Considering whether there was any material information which could be missing, under-reported and/or not fully explained or disclosed in an effective way for the intended users
It can be said that there was very negligible kind of material misstatements to be found in the whole of the work. It can be said that fewer instances of material information being missing as such and under-reported can be seen. However, there were some wrong reporting related to the unbilled revenue, unbilled distribution costs and there was also information misleading and missing related to the financial instruments held onto and possessed by the business organization. All these things were clear and in detail reported by the auditor of the organization (Griffiths, 2016). The material information related to the overall role of the difference of the members of the auditing committee could have been provided in a much detailed manner. It can be said that the members and their designations have been pointed out in the annual reports, but, their individual roles and responsibilities have not been clearly defined as per the need. These things could have easily been done.
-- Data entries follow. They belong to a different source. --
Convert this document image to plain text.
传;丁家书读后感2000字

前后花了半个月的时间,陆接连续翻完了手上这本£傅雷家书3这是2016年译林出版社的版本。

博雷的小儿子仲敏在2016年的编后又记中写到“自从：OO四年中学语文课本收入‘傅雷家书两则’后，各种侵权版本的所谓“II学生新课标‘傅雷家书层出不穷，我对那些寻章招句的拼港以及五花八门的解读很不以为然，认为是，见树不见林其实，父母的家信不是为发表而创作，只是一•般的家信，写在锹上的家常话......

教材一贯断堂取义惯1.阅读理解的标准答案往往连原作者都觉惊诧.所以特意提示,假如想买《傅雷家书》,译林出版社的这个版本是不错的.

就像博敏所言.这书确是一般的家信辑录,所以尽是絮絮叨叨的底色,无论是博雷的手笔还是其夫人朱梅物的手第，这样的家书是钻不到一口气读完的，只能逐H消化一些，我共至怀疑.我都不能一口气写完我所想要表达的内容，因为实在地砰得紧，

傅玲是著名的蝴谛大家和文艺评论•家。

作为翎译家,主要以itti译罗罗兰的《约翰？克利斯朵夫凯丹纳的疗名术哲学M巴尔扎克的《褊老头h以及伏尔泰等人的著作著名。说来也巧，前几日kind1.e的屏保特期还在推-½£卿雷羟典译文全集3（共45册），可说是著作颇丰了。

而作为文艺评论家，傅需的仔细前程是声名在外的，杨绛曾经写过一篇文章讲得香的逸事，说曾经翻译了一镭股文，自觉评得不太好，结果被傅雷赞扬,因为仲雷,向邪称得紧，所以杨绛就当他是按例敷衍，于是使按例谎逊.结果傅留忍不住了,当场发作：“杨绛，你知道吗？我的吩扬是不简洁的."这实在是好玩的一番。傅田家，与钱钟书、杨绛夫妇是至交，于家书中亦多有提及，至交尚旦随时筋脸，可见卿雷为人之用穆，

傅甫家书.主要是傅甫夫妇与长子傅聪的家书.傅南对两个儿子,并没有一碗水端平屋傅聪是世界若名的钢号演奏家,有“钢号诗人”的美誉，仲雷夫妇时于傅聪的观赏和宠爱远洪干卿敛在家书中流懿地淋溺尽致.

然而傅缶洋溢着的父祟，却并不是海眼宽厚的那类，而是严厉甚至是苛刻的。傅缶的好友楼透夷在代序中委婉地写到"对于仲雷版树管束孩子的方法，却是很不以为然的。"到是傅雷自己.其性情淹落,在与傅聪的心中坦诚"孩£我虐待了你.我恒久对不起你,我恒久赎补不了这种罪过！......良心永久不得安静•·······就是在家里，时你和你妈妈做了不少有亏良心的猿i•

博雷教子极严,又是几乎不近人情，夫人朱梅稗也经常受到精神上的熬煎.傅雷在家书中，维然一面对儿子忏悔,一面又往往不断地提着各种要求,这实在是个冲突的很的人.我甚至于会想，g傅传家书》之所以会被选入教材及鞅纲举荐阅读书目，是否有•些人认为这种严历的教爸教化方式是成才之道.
Different follow-up questions that could be asked to the Auditor at the company’s Annual General Meeting
Audit Committee
Questions relating to the overall efficiency of the auditors could be asked. The individual role played each of the authors at the auditing committee could have easily been interrogated. It can be seen that the auditors have done the auditing but specifically, they have not mentioned how and in which manner they have conducted the same. Questions related to the cross-checking of the accounts could have been made (Lenz and Hahn, 2015). Further what kind of more provisions have to be made and mentioned in the annual reports of the organization also needed to be asked by the auditors. Questions related to the declaration of the authenticity of each of the books made and maintained by the company could also have been made from them. How the bills of the revenue from the gas could be settled should have been asked of them. Further, the unbilled and not written down distribution costs and their overfall aftermaths could also have been asked by the boards of the auditors of the company (Chiang, 2016). By asking all these questions, the actual state of affairs of the company could have been perceived.
Conclusion
The details related to the annual report has been considered and related to different parts of the study. It can be concluded that some material information has been missed out in the annual report and its different sections made by the company. It has to be ensured that such kind of missing information should be provided in order to give proper information to the different stakeholders of the company.